06/10/2005

Laissons place aux textes un peu.

Des rais de lumière rendent visibles un gris qui est intrus dans l’air. De plus en plus, cette couleur s’intensifie et semble presque palpable. Cette substance légère devient un mur qui obstrue ma vision. Il s’apparente bientôt à un linge léger qui dévoile des formes floues derrière lui. Il se déchire lentement sans heurt. Ses lambeaux forment des animaux fantasmagoriques aux contours sans cesse changeants. Oiseaux majestueux qui dévoilent leurs ailes dans un pur silence, dragons crachant du feu sans chaleur dans ce ciel aux nuages de fumée que je dissipe dans un souffle. L’odeur de tabac est le souvenir de cet instant éphémère et me prouve que je n’ai pas rêvé ces métamorphoses comme Maupassant n’a pas rêvé son Horla.

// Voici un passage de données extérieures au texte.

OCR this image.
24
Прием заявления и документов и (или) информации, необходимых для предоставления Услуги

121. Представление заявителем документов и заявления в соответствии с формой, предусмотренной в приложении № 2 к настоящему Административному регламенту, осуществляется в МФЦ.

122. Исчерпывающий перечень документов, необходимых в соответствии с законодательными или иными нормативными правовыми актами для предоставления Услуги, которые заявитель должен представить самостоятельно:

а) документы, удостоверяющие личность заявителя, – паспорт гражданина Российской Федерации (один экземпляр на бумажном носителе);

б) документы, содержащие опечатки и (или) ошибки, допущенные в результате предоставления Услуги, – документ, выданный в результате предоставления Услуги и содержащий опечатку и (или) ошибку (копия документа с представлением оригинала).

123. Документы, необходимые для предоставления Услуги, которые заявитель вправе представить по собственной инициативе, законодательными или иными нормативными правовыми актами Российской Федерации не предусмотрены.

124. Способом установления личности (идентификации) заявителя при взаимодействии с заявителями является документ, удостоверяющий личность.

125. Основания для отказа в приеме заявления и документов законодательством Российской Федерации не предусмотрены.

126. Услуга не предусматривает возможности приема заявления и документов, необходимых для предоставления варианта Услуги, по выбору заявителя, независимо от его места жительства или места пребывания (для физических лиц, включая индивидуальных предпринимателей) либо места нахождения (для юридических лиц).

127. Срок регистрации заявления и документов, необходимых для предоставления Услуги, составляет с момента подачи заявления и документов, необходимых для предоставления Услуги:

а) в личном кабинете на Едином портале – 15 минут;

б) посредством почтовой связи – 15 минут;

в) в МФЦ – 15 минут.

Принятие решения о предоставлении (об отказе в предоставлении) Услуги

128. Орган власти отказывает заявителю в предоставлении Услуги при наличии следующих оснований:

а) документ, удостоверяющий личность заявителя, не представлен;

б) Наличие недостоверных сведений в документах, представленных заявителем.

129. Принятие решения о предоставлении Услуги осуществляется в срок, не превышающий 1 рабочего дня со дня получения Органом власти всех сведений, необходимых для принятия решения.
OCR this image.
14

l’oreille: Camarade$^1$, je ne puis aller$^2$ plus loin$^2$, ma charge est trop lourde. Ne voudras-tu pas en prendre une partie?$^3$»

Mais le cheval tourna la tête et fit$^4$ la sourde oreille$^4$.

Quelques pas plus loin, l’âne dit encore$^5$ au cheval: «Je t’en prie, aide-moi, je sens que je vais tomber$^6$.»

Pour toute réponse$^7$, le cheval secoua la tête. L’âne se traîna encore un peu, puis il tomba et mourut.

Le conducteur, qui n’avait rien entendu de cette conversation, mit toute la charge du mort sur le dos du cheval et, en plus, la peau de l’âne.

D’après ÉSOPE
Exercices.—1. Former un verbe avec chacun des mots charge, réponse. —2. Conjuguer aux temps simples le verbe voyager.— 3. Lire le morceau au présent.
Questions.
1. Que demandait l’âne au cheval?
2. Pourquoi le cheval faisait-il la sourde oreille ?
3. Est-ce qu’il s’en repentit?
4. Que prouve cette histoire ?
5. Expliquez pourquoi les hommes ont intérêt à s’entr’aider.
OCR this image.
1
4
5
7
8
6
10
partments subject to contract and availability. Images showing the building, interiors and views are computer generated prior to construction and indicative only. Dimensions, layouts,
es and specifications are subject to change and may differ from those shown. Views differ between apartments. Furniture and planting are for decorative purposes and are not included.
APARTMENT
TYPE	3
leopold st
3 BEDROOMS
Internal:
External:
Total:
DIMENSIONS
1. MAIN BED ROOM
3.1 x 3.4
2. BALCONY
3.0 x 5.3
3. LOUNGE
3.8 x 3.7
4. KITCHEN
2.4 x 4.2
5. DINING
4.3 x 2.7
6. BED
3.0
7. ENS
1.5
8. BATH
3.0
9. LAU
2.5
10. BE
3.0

Le saké est de mauvais goût aujourd’hui. Le liquide, habituellement chaud et agréable comme du lait, est froid, même à la température de mon corps. Il s’écoule rapidement, jusqu’au cœur et le gèle. Celui-ci brûle dans un ultime soubresaut d’orgueil. Je ne l’entends plus dans son apathie. Je ne veux même pas écouter ses derniers mots. Le saké est de mauvais goût ce soir. S’étant chauffé auprès de mon cœur, il brûle mes entrailles et les tord en tous sens. Je le contiens tant bien que mal, pour cette douleur qu’il m’apporte et me fait me sentir vivant, étant donné que mon palpitant n’opère plus aucun mouvement. Des entrailles, il rebrousse chemin. Il monte à la tête, devient le seul occupant de cette cavité qu’il creuse. Il creuse et creuse. Si profondément, jusqu’à mon âme. Acculé jusque là par mon ennemi, je me livre. Le voilà qu’il sait tout de moi, Le voilà qu’il boit mes paroles, le voilà. Du coin le plus sombre de mon âme, endroit que je ne soupçonnais même pas d’exister, j’entends quelques notes s’assembler pour se fondre en une mélodie. Elle ranime mon cœur en même temps qu’elle soigne mes douleurs. Le saké coule encore, redevenu chaud et agréable. Il est de bon goût cette nuit et me fait coucher l’esprit plus léger.